On this night, he found me in the walk-in closet putting away laundry. He closed the door behind him and then blocked it with his body. He explained that I would not be able to leave until we talked for two minutes. He ranted and pleaded for thirty minutes until I asked to leave so that I could bathe my child. After multiple attempts for the door he lunged toward me, headbutted me, and left me dazed with a broken nose. His rage quickly turned apologetic and he begged for forgiveness. He begged me to love him. He begged me to stay with him. He begged me not to tell anyone.
There are moments when I let myself believe that the memories of that night and the months of nights before it are gone, forgotten. Then there are days, like this one, when the breaths come ragged and halting. My confused body attempts to both protect itself and shed the memories all at once which results in tears and numbness and shaking that appears to have no beginning and no end. I remember to keep my gaze forward lest I lose my balance, feet rooting into the earth below me, arms reaching into the sky above me. There are flashes of searing pain and feelings of chaos but the tree must stand tall.
I remember the words; so many words yelled, screamed, and whispered (love…together…forever…whore…stay with me…suck my dick…fucking cunt…just be with me…why won’t you love me…you don’t deserve to live). Words all spoken by the same man on the same night. I have never understood how so many emotions could be present in one human at the same time. I also don’t understand calculus. At this point in my life I have decided that it’s ok to leave some stones unturned.

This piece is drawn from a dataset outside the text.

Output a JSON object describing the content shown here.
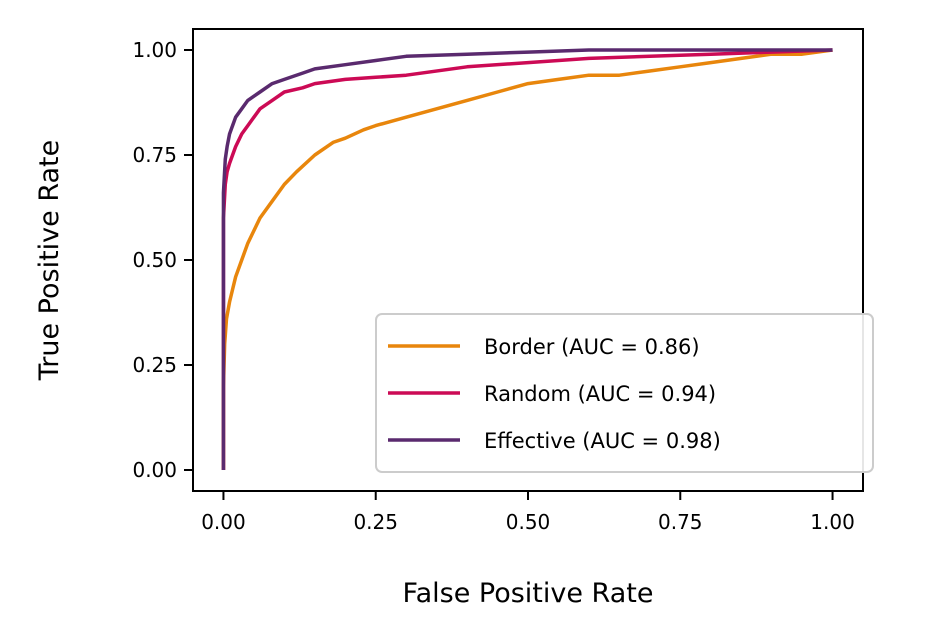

I once thought about opening my arm to allow the terror flowing through my veins to escape to the surface. It was so mingled with the life left in me that it was not possible to rid myself of one without giving up both, so I gave my terror a blanket and banished it to a distant corner of my mind and asked it to please keep quiet.
Usually it doesn’t cause much trouble but today the terror feels big, bigger than me, and I don’t understand how the contents can be bigger than the vessel holding them but it turns out that I don’t understand physics either so I wait for it to tire itself out. And while I wait, I grab a pen and a notebook and then I eventually type on this keyboard because telling the story restores the balance of power. Telling the story reminds the world that I sometimes feel small but I am not small. Telling the story forces the terror back to its corner until the next time it gets restless.
And, after all that, it is my momma’s birthday. She was my first thought this morning. I reached for my phone to send her well wishes and I was flooded with so many memories that I couldn’t do anything else until I had sorted through them. She’ll understand. She always does.